Researchers cheer quantum leap on silicon breakthrough

Quantum computers are a step closer after a breakthrough in ultra-pure silicon that will make systems more stable and errors less likely, a team of Australian and British researchers say.

Prototypes for quantum computing have been developed around the world over the years but more reliable systems are needed to unlock progress in medicines, climate technologies, cryptography and logistics.

According to researchers from the University of Melbourne and University of Manchester, their silicone-based process has the “perfect qualities” to overcome a critical barrier to quantum computing.

Even when operated in tranquil conditions at near absolute zero, existing quantum computers can maintain so-called “error-free coherence” for only a tiny fraction of a second.

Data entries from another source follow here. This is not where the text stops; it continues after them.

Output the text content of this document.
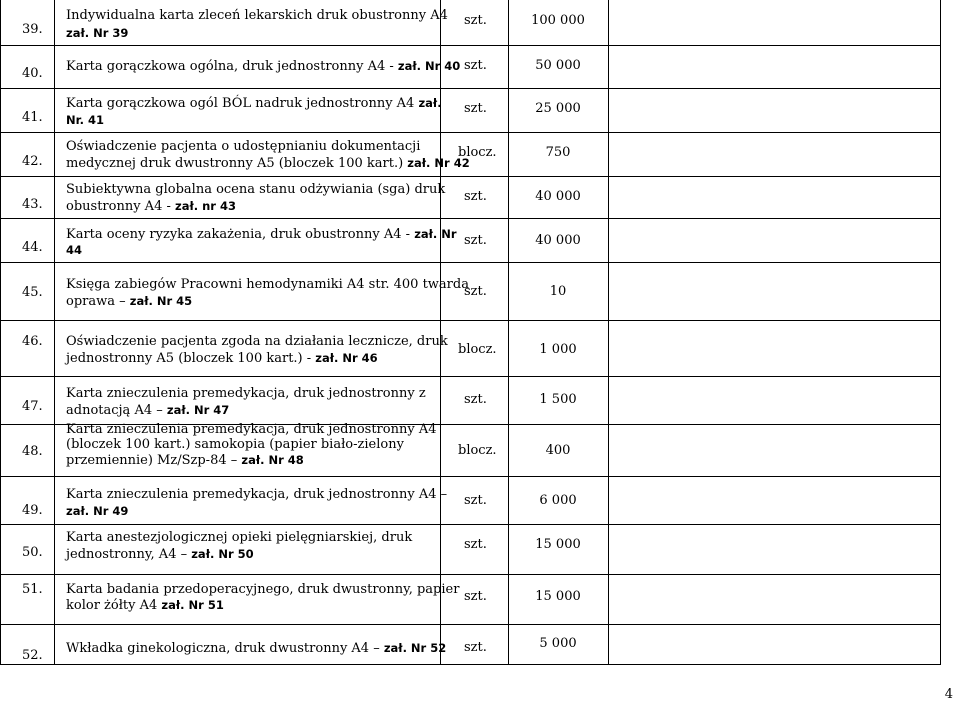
39.
Indywidualna karta zleceń lekarskich druk obustronny A4
zał. Nr 39
szt.	100 000
40. Karta gorączkowa ogólna, druk jednostronny A4 - zał. Nr 40 szt.	50 000
41.
Karta gorączkowa ogól BÓL nadruk jednostronny A4 zał.
Nr. 41
szt.	25 000
42.
Oświadczenie pacjenta o udostępnianiu dokumentacji
medycznej druk dwustronny A5 (bloczek 100 kart.) zał. Nr 42
blocz.	750
43.
Subiektywna globalna ocena stanu odżywiania (sga) druk
obustronny A4 - zał. nr 43
szt.	40 000
44.
Karta oceny ryzyka zakażenia, druk obustronny A4 - zał. Nr
44
szt.	40 000
45.
Księga zabiegów Pracowni hemodynamiki A4 str. 400 twarda
oprawa – zał. Nr 45
szt.	10
46. Oświadczenie pacjenta zgoda na działania lecznicze, druk
jednostronny A5 (bloczek 100 kart.) - zał. Nr 46
blocz.	1 000
47.
Karta znieczulenia premedykacja, druk jednostronny z
adnotacją A4 – zał. Nr 47
szt.	1 500
48.
Karta znieczulenia premedykacja, druk jednostronny A4
(bloczek 100 kart.) samokopia (papier biało-zielony
przemiennie) Mz/Szp-84 – zał. Nr 48
blocz.	400
49.
Karta znieczulenia premedykacja, druk jednostronny A4 –
zał. Nr 49
szt.	6 000
50.
Karta anestezjologicznej opieki pielęgniarskiej, druk
jednostronny, A4 – zał. Nr 50
szt.	15 000
51. Karta badania przedoperacyjnego, druk dwustronny, papier
kolor żółty A4 zał. Nr 51
szt.	15 000
52. Wkładka ginekologiczna, druk dwustronny A4 – zał. Nr 52 szt.	5 000
4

Potentially, quantum computers could solve in hours or minutes some problems that would take conventional computers – or even supercomputers – centuries, according to Professor David Jamieson from the University of Melbourne.

“Others are experimenting with alternatives but we believe silicon is the leading candidate for quantum computer chips that will enable the enduring coherence required for reliable quantum calculations,” he said.

“The great news is to purify silicon to this level, we can now use a standard machine – an ion implanter – that you would find in any semiconductor fabrication lab, tuned to a specific configuration that we designed.”

The national science agency CSIRO has estimated that quantum computing in Australia has potential to create 10,000 jobs and $2.5 billion in annual revenue by 2040.

“Our research takes us significantly closer to realising this potential,” Prof Jamieson said.

University of Manchester co-supervisor Professor Richard Curry said ultra-pure silicon allowed the construction of high-performance qubit devices – a critical component required to pave the way towards scalable quantum computers.

“What we’ve been able to do is effectively create a critical ‘brick’ needed to construct a silicon-based quantum computer,” Prof Curry said.

“It’s a crucial step to making a technology that has the potential to be transformative for humankind.”

The research published on Tuesday in a scientific journal explained that the ability to create high-quality silicon qubits has been limited by the purity of the material used, which the breakthrough has “solved”.

But in a challenge for the federal government, this new technique is significantly different from the quantum computing technology it recently invested in.

Some $940 million is going to Californian-headquartered company PsiQuantum to set up a quantum computer in Brisbane.

Prof Jamieson questioned whether Australia should be investing so heavily in one quantum route instead of backing a diverse range of research.

PsiQuantum says its mission is to build the world’s first useful, large-scale quantum computer and it has the backing of the United States’ Defense Advanced Research Projects Agency to do so.

The private company is also working with the US Department of Energy on cooling systems to support quantum computing.

Australia’s $15 billion National Reconstruction Fund has a portion earmarked for critical technologies, with quantum also a priority under the AUKUS security relationship.

Industry Minister Ed Husic has been contacted for comment.